Three million SW620 human colorectal carcinoma cells were injected s.c. in the right flanks of female NCr athymic mice 6-8 weeks of age. Therapy was initiated when established tumours reached a mean volume of 60mm (day 13). Animals were randomly assigned to two cohorts of 10. Control mice received vehicle (10% DMSO, 5% Tween 20, 85% saline) and treated animals compound 1 at 70mg/kg orally twice daily with a 2-day break after one week’s dosing. Tumours volumes and body weights were measured three times weekly and the study was terminated on day 14. Plasma and tumour samples were collected for pharmacokinetic and pharmacodynamic biomarker analysis.

Pharmacokinetic Analysis

Plasma and tumour homogenates were extracted with 3 equivalent volumes of methanol containing olomoucine (500nM) as an internal standard. Extracts were quantified for compound 1 using an external calibration method (8 point calibration curve with 4 quality control samples) by multiple reaction monitoring on an Agilent 6410 triple quadrupole mass spectrometer following chromatographic separation using a Phenomenex Kinetex C 18 HPLC column (2.6um, 50mmX2.1mm ID) with a 5 minute linear gradient 90/10 to 10/90 0.1% formic acid/methanol on an Agilent 1290 LC system.
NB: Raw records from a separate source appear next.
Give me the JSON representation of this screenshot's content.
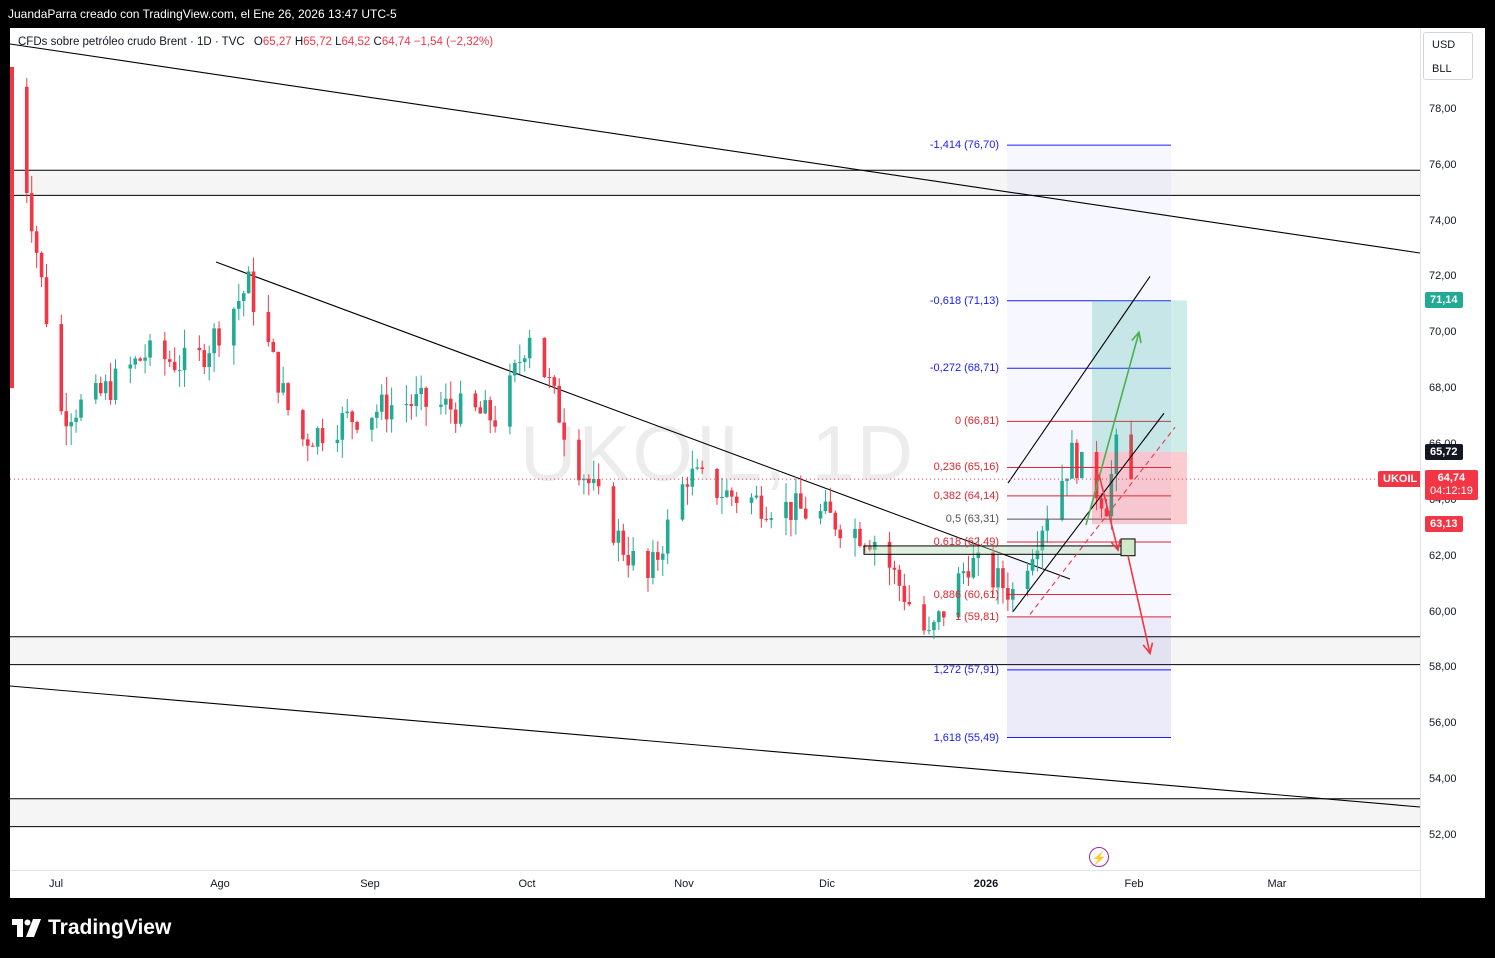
{
  "header": {
    "text": "JuandaParra creado con TradingView.com, el Ene 26, 2026 13:47 UTC-5"
  },
  "legend": {
    "name": "CFDs sobre petróleo crudo Brent · 1D · TVC",
    "open_label": "O",
    "open": "65,27",
    "high_label": "H",
    "high": "65,72",
    "low_label": "L",
    "low": "64,52",
    "close_label": "C",
    "close": "64,74",
    "change": "−1,54 (−2,32%)"
  },
  "watermark": "UKOIL, 1D",
  "currency": {
    "ccy": "USD",
    "unit": "BLL"
  },
  "price_labels": {
    "target_value": "71,14",
    "high_value": "65,72",
    "symbol": "UKOIL",
    "last_value": "64,74",
    "countdown": "04:12:19",
    "stop_value": "63,13"
  },
  "colors": {
    "up": "#22ab94",
    "down": "#f23645",
    "fib": "#1a1aff",
    "target": "#22ab94",
    "stop": "#f23645"
  },
  "chart_data": {
    "type": "candlestick",
    "y_axis": {
      "ticks": [
        "52,00",
        "54,00",
        "56,00",
        "58,00",
        "60,00",
        "62,00",
        "64,00",
        "66,00",
        "68,00",
        "70,00",
        "72,00",
        "74,00",
        "76,00",
        "78,00"
      ],
      "range": [
        51.2,
        80.2
      ]
    },
    "x_axis": {
      "ticks": [
        "Jul",
        "Ago",
        "Sep",
        "Oct",
        "Nov",
        "Dic",
        "2026",
        "Feb",
        "Mar"
      ],
      "bold_tick": "2026"
    },
    "close_series_approx": {
      "dates": [
        "2025-06-13",
        "2025-06-23",
        "2025-06-30",
        "2025-07-10",
        "2025-07-20",
        "2025-07-31",
        "2025-08-10",
        "2025-08-20",
        "2025-08-31",
        "2025-09-10",
        "2025-09-20",
        "2025-09-26",
        "2025-10-05",
        "2025-10-15",
        "2025-10-20",
        "2025-10-28",
        "2025-11-05",
        "2025-11-15",
        "2025-11-25",
        "2025-12-05",
        "2025-12-16",
        "2025-12-24",
        "2026-01-02",
        "2026-01-08",
        "2026-01-14",
        "2026-01-21",
        "2026-01-23",
        "2026-01-26"
      ],
      "values": [
        78.8,
        67.1,
        67.6,
        69.2,
        68.8,
        71.7,
        66.1,
        66.9,
        67.5,
        67.3,
        66.9,
        70.1,
        65.6,
        62.3,
        61.1,
        64.9,
        64.2,
        63.8,
        63.4,
        62.6,
        59.0,
        61.8,
        60.7,
        63.2,
        65.6,
        63.9,
        65.8,
        64.74
      ]
    },
    "fibonacci": [
      {
        "level": "-1,414",
        "price": 76.7
      },
      {
        "level": "-0,618",
        "price": 71.13
      },
      {
        "level": "-0,272",
        "price": 68.71
      },
      {
        "level": "0",
        "price": 66.81
      },
      {
        "level": "0,236",
        "price": 65.16
      },
      {
        "level": "0,382",
        "price": 64.14
      },
      {
        "level": "0,5",
        "price": 63.31
      },
      {
        "level": "0,618",
        "price": 62.49
      },
      {
        "level": "0,886",
        "price": 60.61
      },
      {
        "level": "1",
        "price": 59.81
      },
      {
        "level": "1,272",
        "price": 57.91
      },
      {
        "level": "1,618",
        "price": 55.49
      }
    ],
    "horizontal_zones": [
      [
        74.9,
        75.8
      ],
      [
        58.1,
        59.1
      ],
      [
        52.3,
        53.3
      ]
    ],
    "position": {
      "entry": 65.72,
      "target": 71.14,
      "stop": 63.13
    },
    "last_price": 64.74
  }
}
Phospho-STAT1^SER727 protocol

Tumours were excised, immediately snap-frozen in liquid nitrogen and stored at −80°C. Samples were later transferred to MK28 reinforced homogenising tubes with metal beads (Stretton Scientific) lysis buffer and phosphatase inhibitors (Sigma P5726 and P0044 1:50 dilution) added immediately. The samples were ground using a Precellys 24 at 6000rpm, 2x 20sec (Stretton Scientific). Tumour lysates were frozen at −80°C, thawed, sonicated in a water bath for 3 min, then incubated on ice for 10 min. Tubes were spun at 14000rpm at 4°C for 10 min and supernatants were collected, aliquoted and frozen at −80°C until analysis. Tumour lysates were diluted 1:5 in lysis buffer and the concentrations determined using a Direct Detect® spectrometer (Merck Millipore). Samples were aliquoted, then boiled in electrophoresis sample buffer and loaded on SDS-4-12%PAGE gels. After transfer to PVDF membranes, blots were blocked at room temperature for 1 h in blocking buffer (5% dry milk in TNT: 1M Tris HCL pH8, 5M NaCl, 0.1% Tween 20) and incubated at 4°C overnight with 1:1000 rabbit anti-STAT1 (Santa Cruz, sc-346), 1:2000 rabbit anti p-STAT1^SER727 (Cell Signalling Technology, #8826) or 1:10000 mouse anti-GAPDH (Abcam, Ab-8245) antibodies. After washing with TNT, blots were incubated with HRP-conjugated secondary antibodies in blocking buffer at room temperature and bands were visualised using the enhanced chemoluminescence (ECL prime) method.

All animal studies were conducted in accordance with guidelines for the welfare and use of animals in cancer research⁶¹. We comply with the NCRI Guidelines and all work is approved by our own institutional Ethics Committee and the UK Government’s Home Office.